In an alarming confirmation that women are risking sexual assault just to serve their country, a Pentagon survey released this week reports that it's happened to more than six percent of women on active duty last year – an increase from previous years.
The military has again been rocked this week after the Air Force officer in charge of the Sexual Assault Prevention and Response program was himself arrested and charged with sexual abuse. Now, both Defense Secretary Chuck Hagel and President Barack Obama are weighing in, vowing to really enforce a zero-tolerance policy.
"I want them to hear directly from their commander in chief that I've got their back," President Obama said. "We're not going to tolerate this."
But only a fifth of all these cases ever get to trial.
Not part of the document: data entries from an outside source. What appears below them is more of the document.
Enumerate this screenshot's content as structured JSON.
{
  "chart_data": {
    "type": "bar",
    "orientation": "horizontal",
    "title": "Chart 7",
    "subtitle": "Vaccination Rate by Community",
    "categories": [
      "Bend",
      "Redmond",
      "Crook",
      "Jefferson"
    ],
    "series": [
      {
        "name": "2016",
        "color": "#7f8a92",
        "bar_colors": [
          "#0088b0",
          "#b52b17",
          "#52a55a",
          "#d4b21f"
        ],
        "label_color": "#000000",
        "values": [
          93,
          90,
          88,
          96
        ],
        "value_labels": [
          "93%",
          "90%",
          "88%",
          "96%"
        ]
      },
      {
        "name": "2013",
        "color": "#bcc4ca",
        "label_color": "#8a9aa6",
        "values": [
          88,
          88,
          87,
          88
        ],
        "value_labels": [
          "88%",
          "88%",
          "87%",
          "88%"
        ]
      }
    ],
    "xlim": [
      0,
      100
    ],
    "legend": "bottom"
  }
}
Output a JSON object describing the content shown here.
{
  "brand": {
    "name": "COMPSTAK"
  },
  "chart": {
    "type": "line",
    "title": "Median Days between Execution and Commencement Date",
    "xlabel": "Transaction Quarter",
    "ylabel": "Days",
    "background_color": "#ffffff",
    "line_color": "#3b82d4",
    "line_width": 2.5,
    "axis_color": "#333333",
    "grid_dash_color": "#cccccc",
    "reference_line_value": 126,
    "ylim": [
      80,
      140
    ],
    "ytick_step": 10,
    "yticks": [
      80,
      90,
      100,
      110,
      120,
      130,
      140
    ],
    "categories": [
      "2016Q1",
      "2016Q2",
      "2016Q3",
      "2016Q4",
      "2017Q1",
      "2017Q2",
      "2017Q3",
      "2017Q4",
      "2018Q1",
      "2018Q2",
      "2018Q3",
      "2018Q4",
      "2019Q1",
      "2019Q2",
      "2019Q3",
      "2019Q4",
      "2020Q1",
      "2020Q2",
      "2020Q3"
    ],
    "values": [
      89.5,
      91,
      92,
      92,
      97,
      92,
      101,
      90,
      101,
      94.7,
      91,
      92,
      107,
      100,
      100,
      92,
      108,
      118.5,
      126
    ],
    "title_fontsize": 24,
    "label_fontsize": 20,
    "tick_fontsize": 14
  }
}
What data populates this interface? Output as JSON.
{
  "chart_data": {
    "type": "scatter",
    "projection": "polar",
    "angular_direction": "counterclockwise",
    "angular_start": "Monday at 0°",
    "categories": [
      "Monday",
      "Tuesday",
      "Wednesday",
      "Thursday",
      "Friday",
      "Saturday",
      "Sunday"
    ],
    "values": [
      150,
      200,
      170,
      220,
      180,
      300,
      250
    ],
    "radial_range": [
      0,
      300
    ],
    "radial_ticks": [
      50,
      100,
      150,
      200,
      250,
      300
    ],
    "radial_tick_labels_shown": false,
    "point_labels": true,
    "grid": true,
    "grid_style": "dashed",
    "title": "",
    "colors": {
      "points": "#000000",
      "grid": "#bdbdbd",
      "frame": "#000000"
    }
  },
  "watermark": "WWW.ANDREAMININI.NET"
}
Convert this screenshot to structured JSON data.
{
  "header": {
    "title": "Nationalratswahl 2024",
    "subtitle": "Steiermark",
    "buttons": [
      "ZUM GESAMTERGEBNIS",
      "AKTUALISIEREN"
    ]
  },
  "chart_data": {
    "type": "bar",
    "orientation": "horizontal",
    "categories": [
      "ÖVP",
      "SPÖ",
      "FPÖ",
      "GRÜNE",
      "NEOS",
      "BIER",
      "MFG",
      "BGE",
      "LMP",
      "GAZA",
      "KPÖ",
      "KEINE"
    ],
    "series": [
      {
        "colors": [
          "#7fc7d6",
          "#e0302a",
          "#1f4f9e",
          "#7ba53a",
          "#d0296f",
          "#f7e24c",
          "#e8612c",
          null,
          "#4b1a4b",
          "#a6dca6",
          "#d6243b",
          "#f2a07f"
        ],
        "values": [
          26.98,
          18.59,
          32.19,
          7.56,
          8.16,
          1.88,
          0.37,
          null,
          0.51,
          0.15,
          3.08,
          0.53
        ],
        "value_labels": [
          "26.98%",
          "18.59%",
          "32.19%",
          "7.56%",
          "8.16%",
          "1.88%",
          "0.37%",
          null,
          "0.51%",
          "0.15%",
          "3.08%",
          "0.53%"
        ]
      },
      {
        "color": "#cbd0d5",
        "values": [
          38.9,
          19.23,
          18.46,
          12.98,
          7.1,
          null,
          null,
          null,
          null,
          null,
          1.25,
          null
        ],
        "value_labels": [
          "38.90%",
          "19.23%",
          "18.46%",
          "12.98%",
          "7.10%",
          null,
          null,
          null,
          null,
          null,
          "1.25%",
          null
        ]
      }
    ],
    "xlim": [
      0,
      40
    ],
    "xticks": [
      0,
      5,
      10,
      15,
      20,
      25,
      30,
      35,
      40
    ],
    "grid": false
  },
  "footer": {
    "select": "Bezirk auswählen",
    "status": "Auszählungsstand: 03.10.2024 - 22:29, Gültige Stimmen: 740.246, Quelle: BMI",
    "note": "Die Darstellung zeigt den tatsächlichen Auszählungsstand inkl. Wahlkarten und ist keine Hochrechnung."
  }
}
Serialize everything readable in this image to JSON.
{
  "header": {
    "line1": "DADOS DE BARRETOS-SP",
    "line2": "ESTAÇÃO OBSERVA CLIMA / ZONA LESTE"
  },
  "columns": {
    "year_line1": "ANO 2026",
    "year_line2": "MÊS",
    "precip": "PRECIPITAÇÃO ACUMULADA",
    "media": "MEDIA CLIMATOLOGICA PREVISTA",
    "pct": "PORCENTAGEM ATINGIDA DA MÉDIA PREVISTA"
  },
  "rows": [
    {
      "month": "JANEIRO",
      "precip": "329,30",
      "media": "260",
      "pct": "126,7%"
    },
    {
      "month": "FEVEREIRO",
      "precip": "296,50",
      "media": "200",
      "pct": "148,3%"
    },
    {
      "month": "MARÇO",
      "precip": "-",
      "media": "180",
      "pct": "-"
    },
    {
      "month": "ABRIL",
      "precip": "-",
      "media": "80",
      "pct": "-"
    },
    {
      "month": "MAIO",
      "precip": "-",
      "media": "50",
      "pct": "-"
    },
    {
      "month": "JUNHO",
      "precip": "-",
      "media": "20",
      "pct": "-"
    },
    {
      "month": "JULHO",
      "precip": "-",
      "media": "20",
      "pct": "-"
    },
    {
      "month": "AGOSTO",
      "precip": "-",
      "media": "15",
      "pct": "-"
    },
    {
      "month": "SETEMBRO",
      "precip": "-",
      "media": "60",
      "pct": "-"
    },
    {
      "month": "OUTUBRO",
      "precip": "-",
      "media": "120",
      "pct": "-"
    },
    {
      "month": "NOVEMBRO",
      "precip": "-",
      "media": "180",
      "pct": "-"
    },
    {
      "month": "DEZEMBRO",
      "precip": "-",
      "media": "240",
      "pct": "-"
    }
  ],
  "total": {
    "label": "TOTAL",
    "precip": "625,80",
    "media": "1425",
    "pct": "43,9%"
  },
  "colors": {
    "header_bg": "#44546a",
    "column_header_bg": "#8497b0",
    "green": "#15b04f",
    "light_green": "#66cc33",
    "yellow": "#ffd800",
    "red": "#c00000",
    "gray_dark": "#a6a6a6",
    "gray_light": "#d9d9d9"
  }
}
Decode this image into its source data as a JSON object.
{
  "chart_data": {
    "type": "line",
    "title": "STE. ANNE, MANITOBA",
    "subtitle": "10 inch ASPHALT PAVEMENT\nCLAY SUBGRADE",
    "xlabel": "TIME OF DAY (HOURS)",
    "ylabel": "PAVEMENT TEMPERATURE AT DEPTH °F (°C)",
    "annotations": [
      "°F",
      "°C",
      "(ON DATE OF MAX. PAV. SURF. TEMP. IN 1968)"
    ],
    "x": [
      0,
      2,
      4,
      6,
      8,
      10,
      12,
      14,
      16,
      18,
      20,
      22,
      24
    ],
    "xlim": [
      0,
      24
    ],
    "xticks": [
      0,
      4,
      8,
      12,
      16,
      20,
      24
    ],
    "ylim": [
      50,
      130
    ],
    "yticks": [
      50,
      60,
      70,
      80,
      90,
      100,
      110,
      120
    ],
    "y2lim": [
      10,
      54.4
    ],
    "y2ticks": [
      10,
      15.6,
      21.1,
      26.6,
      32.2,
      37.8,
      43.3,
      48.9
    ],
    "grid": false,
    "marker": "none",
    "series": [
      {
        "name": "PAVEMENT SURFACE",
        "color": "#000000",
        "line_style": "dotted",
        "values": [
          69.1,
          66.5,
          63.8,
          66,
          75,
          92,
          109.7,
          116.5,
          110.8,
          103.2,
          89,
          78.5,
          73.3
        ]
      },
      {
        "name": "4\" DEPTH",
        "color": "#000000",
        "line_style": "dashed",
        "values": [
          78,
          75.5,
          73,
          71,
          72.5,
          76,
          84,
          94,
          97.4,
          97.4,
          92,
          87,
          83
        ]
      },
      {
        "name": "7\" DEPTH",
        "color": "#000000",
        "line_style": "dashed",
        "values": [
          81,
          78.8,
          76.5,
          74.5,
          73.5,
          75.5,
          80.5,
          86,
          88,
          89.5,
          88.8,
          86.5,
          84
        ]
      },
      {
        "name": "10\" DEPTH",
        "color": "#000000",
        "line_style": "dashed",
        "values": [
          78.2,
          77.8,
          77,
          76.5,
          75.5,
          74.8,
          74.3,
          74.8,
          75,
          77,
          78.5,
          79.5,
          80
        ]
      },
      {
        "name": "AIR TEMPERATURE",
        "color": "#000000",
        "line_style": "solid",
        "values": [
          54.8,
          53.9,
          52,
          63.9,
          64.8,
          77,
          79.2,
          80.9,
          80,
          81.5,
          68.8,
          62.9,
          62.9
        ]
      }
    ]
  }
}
"The reality is that neither the president nor Secretary Hagel have stepped forward and supported changing the judicial system, changing the Uniform Code of Military Justice," litigator Susan Burke told CNN's Christiane Amanpour. Burke represents many of the military women who are trying to take their cases to court.
She wants to change how the cases are prosecuted because, she said, the current military judicial system allows the chain of command – the operational day-to-day warfighters – to interfere in judicial proceedings.
"Until that is done, we're going to continue this just dreadful cycle, where there are not prosecutions – there aren't convictions. And as a result, there's rampant underreporting."
Too often the colonels or lieutenant colonels above a major who's being investigated, influence the prosecutors and stop a case from moving forward, according to Burke.
They can even overturn a case after a jury has found someone guilty.
In January, Sargent Jennifer Smith told Amanpour how an Army personnel assaulted her in Iraq.
"He basically just grabbed me and threw me up against the wall," she explained. "I kind of didn't tell anyone. I just came back, went to work the next day like nothing happened and buried it."
Burke, the litigator, says it's irrational to report assault in the military.
"If you report, the documents put up by the military demonstrate that you have a 62 percent chance of being retaliated against," she said. "So your career is going to take a hit."
Burke hopes these cases might persuade members of Congress to recognize that the military has had two decades fix this, but there's still a culture of impunity.
"It's just more of the same. We have as a nation, we've got to look at each other and say, wait a minute, these are our soldiers. These are our troops. We owe them a fair and impartial justice system."